SMART collaborates with WCD Haryana to enhance nutritional standards


In a groundbreaking effort to empower women with essential knowledge in nutrition and health, the Department of Women and Child Development in Haryana has partnered with the Delhi-based SMART NGO. Together, they’ve introduced “Poshan ki Potli ” and “Purak Ahaar Potli,” two innovative card games designed to enhance maternal and neonatal nutrition, developed by SMART NGO. This pioneering initiative […]

In a groundbreaking effort to empower women with essential knowledge in nutrition and health, the Department of Women and Child Development in Haryana has partnered with the Delhi-based SMART NGO. Together, they’ve introduced “Poshan ki Potli ” and “Purak Ahaar Potli,” two innovative card games designed to enhance maternal and neonatal nutrition, developed by SMART NGO.

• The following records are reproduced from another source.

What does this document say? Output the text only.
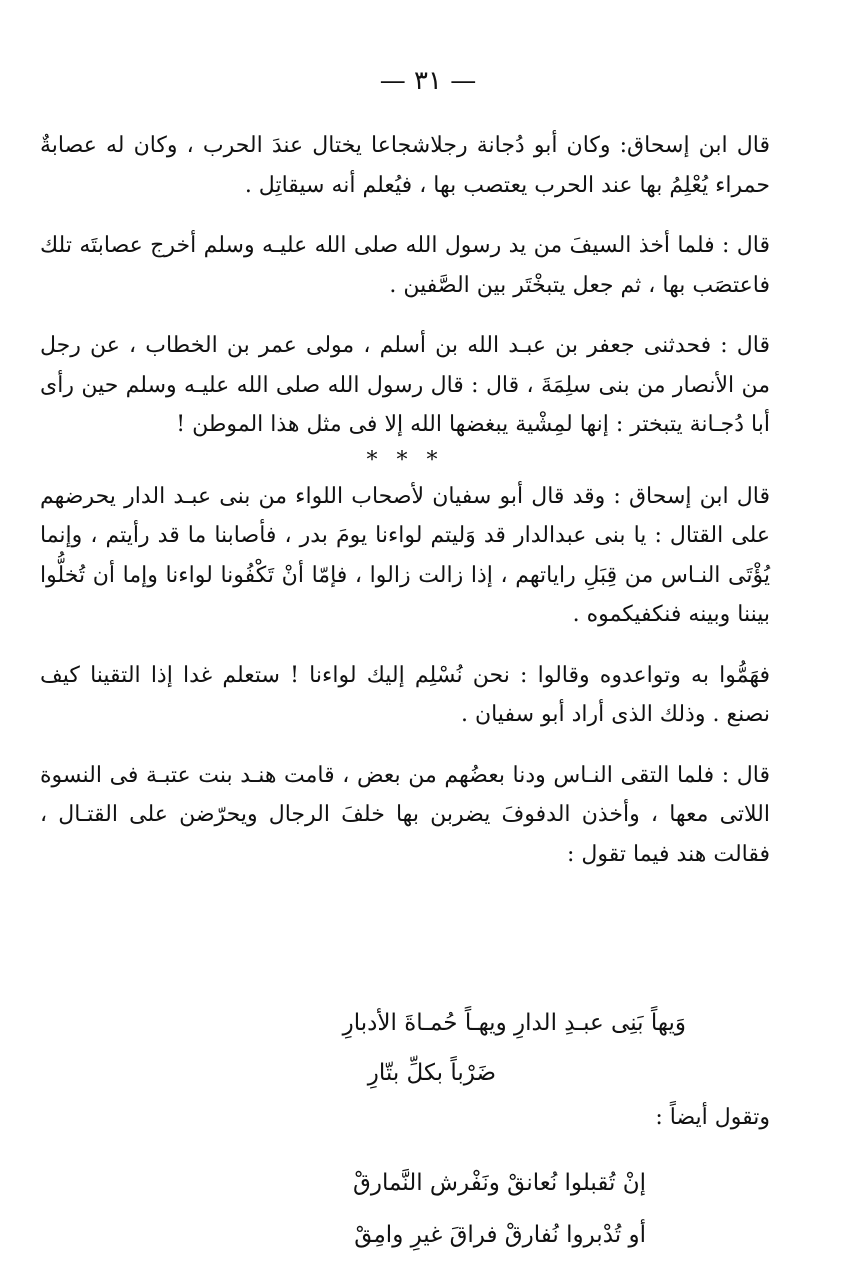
— ٣١ —

قال ابن إسحاق: وكان أبو دُجانة رجلاشجاعا يختال عندَ الحرب ، وكان له عصابةٌ حمراء يُعْلِمُ بها عند الحرب يعتصب بها ، فيُعلم أنه سيقاتِل .

قال : فلما أخذ السيفَ من يد رسول الله صلى الله عليـه وسلم أخرج عصابتَه تلك فاعتصَب بها ، ثم جعل يتبخْتَر بين الصَّفين .

قال : فحدثنى جعفر بن عبـد الله بن أسلم ، مولى عمر بن الخطاب ، عن رجل من الأنصار من بنى سلِمَةَ ، قال : قال رسول الله صلى الله عليـه وسلم حين رأى أبا دُجـانة يتبختر : إنها لمِشْية يبغضها الله إلا فى مثل هذا الموطن !

* * *

قال ابن إسحاق : وقد قال أبو سفيان لأصحاب اللواء من بنى عبـد الدار يحرضهم على القتال : يا بنى عبدالدار قد وَليتم لواءنا يومَ بدر ، فأصابنا ما قد رأيتم ، وإنما يُؤْتَى النـاس من قِبَلِ راياتهم ، إذا زالت زالوا ، فإمّا أنْ تَكْفُونا لواءنا وإما أن تُخلُّوا بيننا وبينه فنكفيكموه .

فهَمُّوا به وتواعدوه وقالوا : نحن نُسْلِم إليك لواءنا ! ستعلم غدا إذا التقينا كيف نصنع . وذلك الذى أراد أبو سفيان .

قال : فلما التقى النـاس ودنا بعضُهم من بعض ، قامت هنـد بنت عتبـة فى النسوة اللاتى معها ، وأخذن الدفوفَ يضربن بها خلفَ الرجال ويحرّضن على القتـال ، فقالت هند فيما تقول :

وَيهاً بَنِى عبـدِ الدارِ ويهـاً حُمـاةَ الأدبارِ
ضَرْباً بكلِّ بتّارِ
وتقول أيضاً :
إنْ تُقبلوا نُعانقْ ونَفْرش النَّمارقْ
أو تُدْبروا نُفارقْ فراقَ غيرِ وامِقْ
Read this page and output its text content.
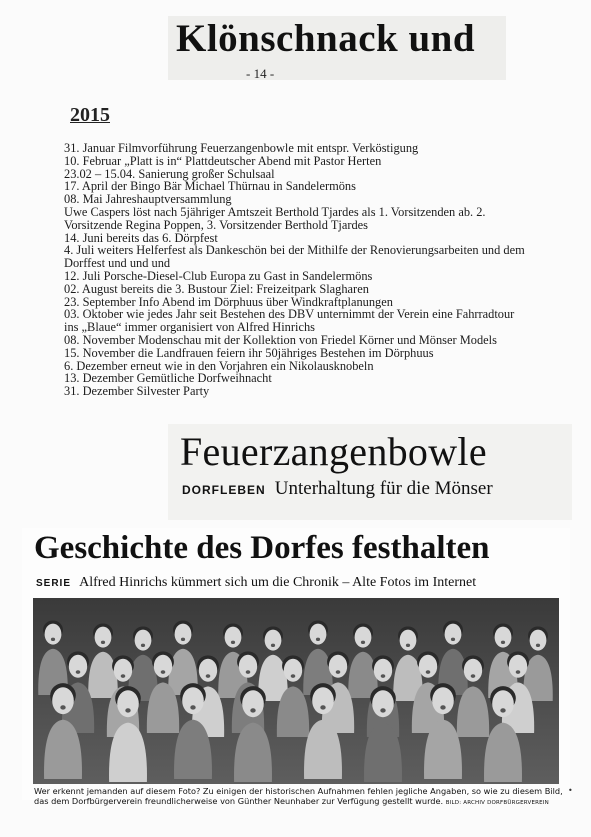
Klönschnack und
- 14 -
2015
31. Januar Filmvorführung Feuerzangenbowle mit entspr. Verköstigung
10. Februar „Platt is in“ Plattdeutscher Abend mit Pastor Herten
23.02 – 15.04. Sanierung großer Schulsaal
17. April der Bingo Bär Michael Thürnau in Sandelermöns
08. Mai Jahreshauptversammlung
Uwe Caspers löst nach 5jähriger Amtszeit Berthold Tjardes als 1. Vorsitzenden ab. 2.
Vorsitzende Regina Poppen, 3. Vorsitzender Berthold Tjardes
14. Juni bereits das 6. Dörpfest
4. Juli weiters Helferfest als Dankeschön bei der Mithilfe der Renovierungsarbeiten und dem
Dorffest und und und
12. Juli Porsche-Diesel-Club Europa zu Gast in Sandelermöns
02. August bereits die 3. Bustour Ziel: Freizeitpark Slagharen
23. September Info Abend im Dörphuus über Windkraftplanungen
03. Oktober wie jedes Jahr seit Bestehen des DBV unternimmt der Verein eine Fahrradtour
ins „Blaue“ immer organisiert von Alfred Hinrichs
08. November Modenschau mit der Kollektion von Friedel Körner und Mönser Models
15. November die Landfrauen feiern ihr 50jähriges Bestehen im Dörphuus
6. Dezember erneut wie in den Vorjahren ein Nikolausknobeln
13. Dezember Gemütliche Dorfweihnacht
31. Dezember Silvester Party
Feuerzangenbowle
DORFLEBEN Unterhaltung für die Mönser
Geschichte des Dorfes festhalten
SERIE Alfred Hinrichs kümmert sich um die Chronik – Alte Fotos im Internet
Wer erkennt jemanden auf diesem Foto? Zu einigen der historischen Aufnahmen fehlen jegliche Angaben, so wie zu diesem Bild, das dem Dorfbürgerverein freundlicherweise von Günther Neunhaber zur Verfügung gestellt wurde. BILD: ARCHIV DORFBÜRGERVEREIN
•
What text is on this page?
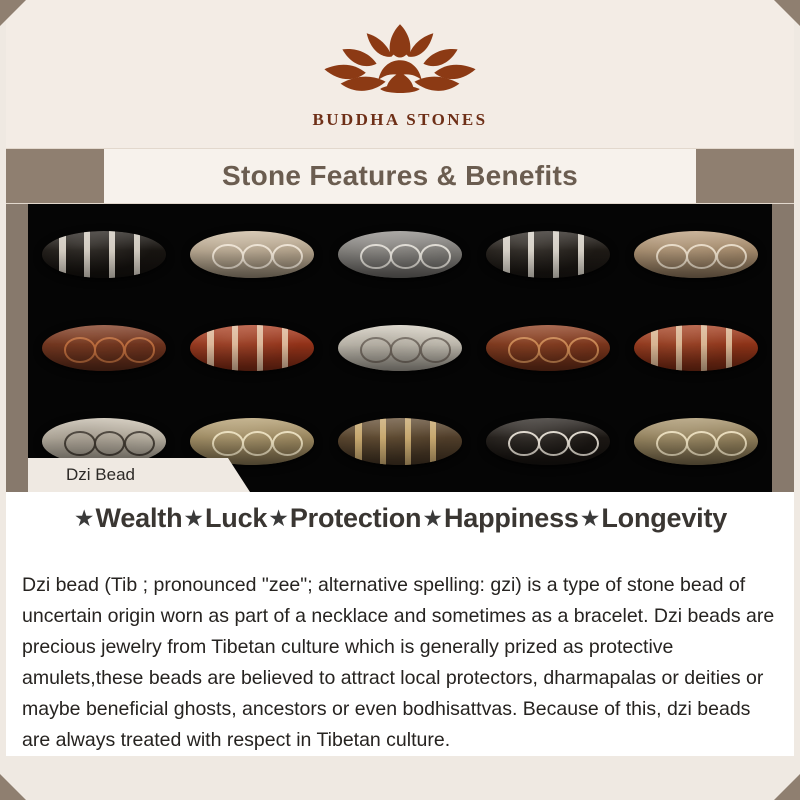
BUDDHA STONES
Stone Features & Benefits
Dzi Bead
★ Wealth ★ Luck ★ Protection ★ Happiness ★ Longevity

Dzi bead (Tib ; pronounced "zee"; alternative spelling: gzi) is a type of stone bead of uncertain origin worn as part of a necklace and sometimes as a bracelet. Dzi beads are precious jewelry from Tibetan culture which is generally prized as protective amulets,these beads are believed to attract local protectors, dharmapalas or deities or maybe beneficial ghosts, ancestors or even bodhisattvas. Because of this, dzi beads are always treated with respect in Tibetan culture.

This pioneering initiative targets 300 Anganwadi workers across three districts—Karnal, Yamuna Nagar, and Jind— with the goal of equipping women with crucial knowledge for better health outcomes, particularly in combating malnutrition and anaemia.

The workshop spanned three days, with two days dedicated to intensive training sessions and the third day focused on field observations. Six trainers from SMART facilitated the training, with each district hosting 100 Anganwadi workers, totaling 300 Master trainers. Following the Training of Trainers (ToT) model, comprehensive pre- and post-training assessments were conducted to measure the initiative’s impact, ensuring effective knowledge dissemination.

A total of 2200 “Poshan ki Potli” kits, along with facilitator notes, have been distributed across the three districts. These innovative game kits utilize an engaging methodology, encouraging women to envision healthier diets while deepening their understanding of diet diversity and food groups. Furthermore, they serve as a platform for sharing recipes among participants. An estimated 50,000 women are poised to benefit from the initiative.

Rajrani, a Project Assistant at DPO Jind, shared her insights, stating, “The nutritional information hidden in the cards was beneficial for women and anyone who plays the game. We will play this game in the field and share the educational information received through the games with beneficiaries like pregnant women, lactating mothers, or children.”

Vandana, an ICDS worker from Jind, expressed enthusiasm, saying, “The game gives us a lot of knowledge about nutrition. Through this game, I got to know many interesting things from the trainers. I am very excited to share this knowledge with women, children, and other beneficiaries.”

Abeer Kapoor, who has designed the game and is also a facilitator, highlighted the game’s interactive design, stating, “The game was designed to be fun interactive, and I am glad it has been picked up by WCD Haryana.”

Lakshmi, Assistant Program Manager, shared her profound insights, stating, “In Yamuna Nagar, I witnessed firsthand the enthusiasm of Anganwadi workers as they eagerly participated in discussions about diet plans and shared their ‘poshan ank’ for their lunch meals. Their active engagement significantly contributed to the success and impact of rolling out this game.”